Government Still Trying to Force Private Prisons in Florida
So before I go off on a tangent here, I apologize for the litany of links to come. But the situation in Florida has quickly spiraled out of control and, seeing as I’m already weeks late on reporting this, I wanted to try to put together as much info here as possible. Enjoy!
Florida’s politicians really just can’t take a hint. After they failed to force widespread privatization on the state’s prison system, against the wishes of the director of their DOC (but at the behest of companies that spent a million dollars lobbying the legislature), the asshats in the state legislature are back at it, this time with a vengeance. Even the fact that the GEO Group is under FBI investigation over a deal that brought a private prison to the state, and the state’s Circuit Court ruling the initial push unconstitutional, have failed to slow down the push to privatize.
The state Senate introduced a stand-alone bill that mirrors the one that previously failed. On January 18th, the law that would force nearly 4,000 government employees out of jobs (of course, this comes from the Republicans, the party of “job creators,” or so we’re told) passed a rules committee and went before the full Senate for consideration. A separate bill would even exempt the state from a requirement to perform a cost/benefit analysis of the proposed privatization until after a contract is signed. In a state where the two biggest private prison companies have been found to have cheated the state out of almost $13 million within the past 7 years. The state ought to perform a more thorough analysis of the potential risks and benefits of privatization before committing so many taxpayer dollars to such a risky venture. Because otherwise, this is just about as blatant a handout to corporate special interests as I could conceive, a gateway to giving millions of taxpayer dollars to companies that, if they weren’t subsidized by desperate governments, would utterly fail on the free market. Then again, Republicans don’t actually like free markets, they just like markets rigged in the favor of the wealthy, but that’s a different story altogether.
As if all this wasn’t bad enough, the state seems to be assisting the industry that has failed to demonstrate any significant cost savings, ever, by removing the most costly prisoners from the facilities intended to be privatized. The industry is notorious for cherry-picking the cheapest inmates, but I can’t remember an instance in which a state preemptively took the most expensive prisoners for itself. This whole thing reeks so badly of corruption that a conservative-leaning newspaper in Florida has opined that the state’s legislators “seem to be drawn to secrecy and backroom deal-making at the expense of good government and public trust.” I’ll say.
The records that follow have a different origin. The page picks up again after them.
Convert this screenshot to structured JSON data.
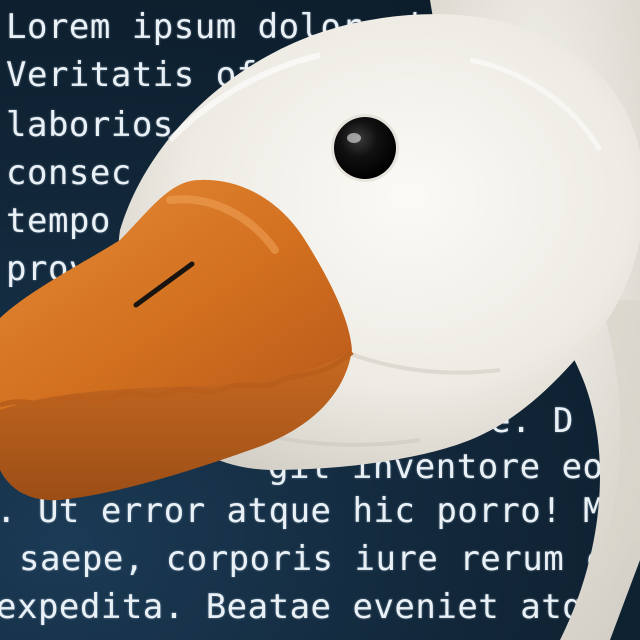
{
  "screen_text": {
    "lines": [
      "Lorem ipsum dolor si",
      "Veritatis of",
      "laborios",
      "consec",
      "tempo",
      "provi",
      "ure. D",
      "git inventore eo",
      ". Ut error atque hic porro! Ma",
      " saepe, corporis iure rerum c",
      "expedita. Beatae eveniet atq"
    ]
  },
  "colors": {
    "screen_background": "#112638",
    "screen_text": "#e9f1f7",
    "plush_fur": "#f3f1ec",
    "beak": "#d9782a",
    "eye": "#121212"
  }
}
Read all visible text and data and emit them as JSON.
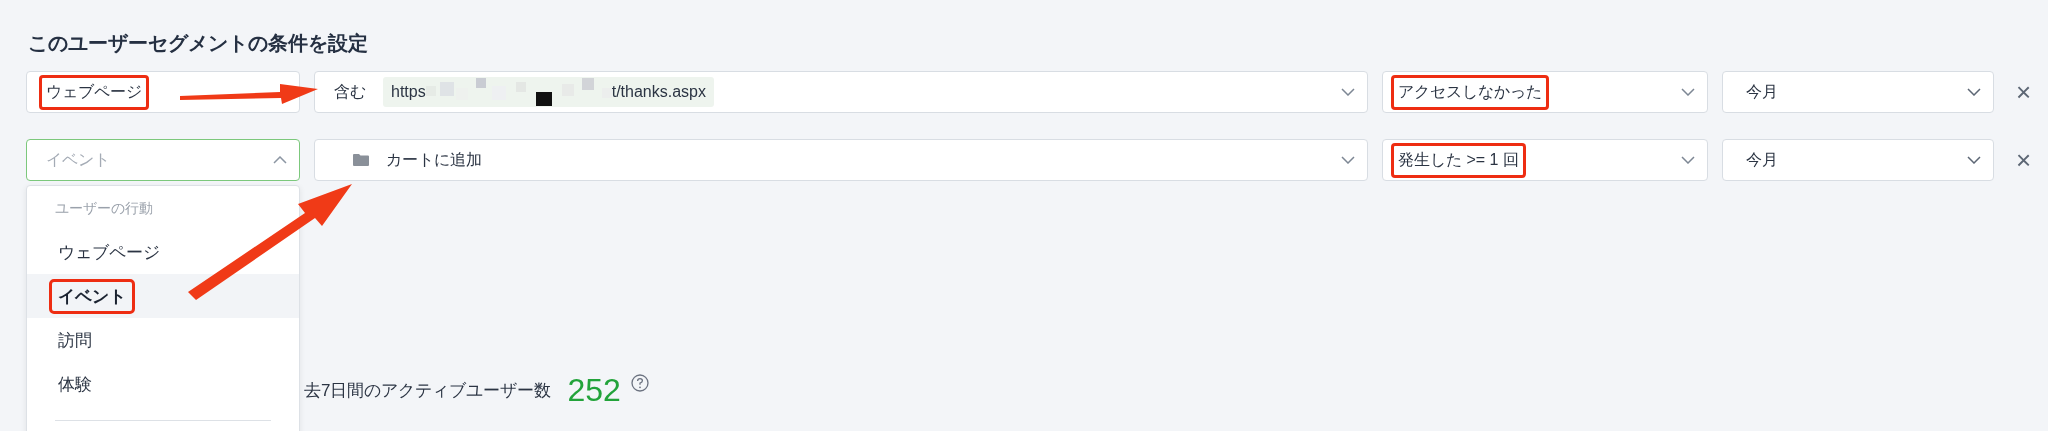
{
  "title": "このユーザーセグメントの条件を設定",
  "conditions": [
    {
      "category": {
        "text": "ウェブページ",
        "kind": "value",
        "open": false,
        "highlighted": true
      },
      "target": {
        "kind": "url",
        "operator": "含む",
        "url_start": "https",
        "url_end": "t/thanks.aspx"
      },
      "action": {
        "text": "アクセスしなかった",
        "highlighted": true
      },
      "period": {
        "text": "今月"
      },
      "remove": "×"
    },
    {
      "category": {
        "text": "イベント",
        "kind": "placeholder",
        "open": true,
        "highlighted": false
      },
      "target": {
        "kind": "event",
        "text": "カートに追加"
      },
      "action": {
        "text": "発生した >= 1 回",
        "highlighted": true
      },
      "period": {
        "text": "今月"
      },
      "remove": "×"
    }
  ],
  "dropdown": {
    "group": "ユーザーの行動",
    "items": [
      {
        "label": "ウェブページ",
        "selected": false,
        "highlighted": false
      },
      {
        "label": "イベント",
        "selected": true,
        "highlighted": true
      },
      {
        "label": "訪問",
        "selected": false,
        "highlighted": false
      },
      {
        "label": "体験",
        "selected": false,
        "highlighted": false
      }
    ]
  },
  "stats": {
    "label": "去7日間のアクティブユーザー数",
    "value": "252"
  }
}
In fact, some politicians seem downright hell-bent on getting this privatization passed, despite the substantial opposition coming from pretty much everyone BUT Republicans in the state government and the industry. Senate Republicans have fast-tracked the two bills by putting them before just one committee, a committee that really has never had any responsibility in determining correctional needs. Thankfully, there is at least one Republican in the state with some sense, Mike Fasano, who has voiced his opposition to the way the bills are being handled and called upon his colleagues to refer the bill that would privatize half the prison system to the committee that oversees the state prison system. Revolutionary thinking, I know.
So Haridopolous, the bill’s sponsor, said he’ll also refer it to the Budget Committee. As in, not the criminal justice committee. As in, the same committee that hid the original privatization proviso as a last-minute amendment, prompting the circuit court to rule its actions unconstitutional. As in, the committee headed up by JD Alexander, who has pushed for privatization for years, starting with the deal that the GEO Group is currently under investigation for.
More than two hours of testimony from state employees who would likely lose their jobs if the plan moves forward failed to sway the opinions of the republicans who are just determined to destroy state jobs for the sake of giving hundreds of millions of dollars to corporations that lobby them. JD Alexander remains convinced, based on evidence no has has seen but him apparently, that the state can save $45 million per year by privatizing its prisons. I don’t think it’s a stretch to say that, should those fantasy numbers ever materialize, that it will come directly at the expense of the prisoners who find themselves in private lockups. The bill then passed a house appropriations subcommittee, where the legislators are seemingly unaware of the other bill that would allow for contracts to be signed with private prison operators absent any demonstration of cost-savings. In what I guess is supposed to be some conciliatory gesture towards the thousands of state employees who will be out of work, the bill requires they get the first shot at jobs at the new private facilities. Those would be jobs that pay significantly less in wages and benefits, where they would be surrounded by green staff without proper training, and where they would likely be routinely subjected to working with a short staff, which creates a dangerous environment for employees and prisoners alike. What a great deal!
Or, more accurately, what a fucking mess.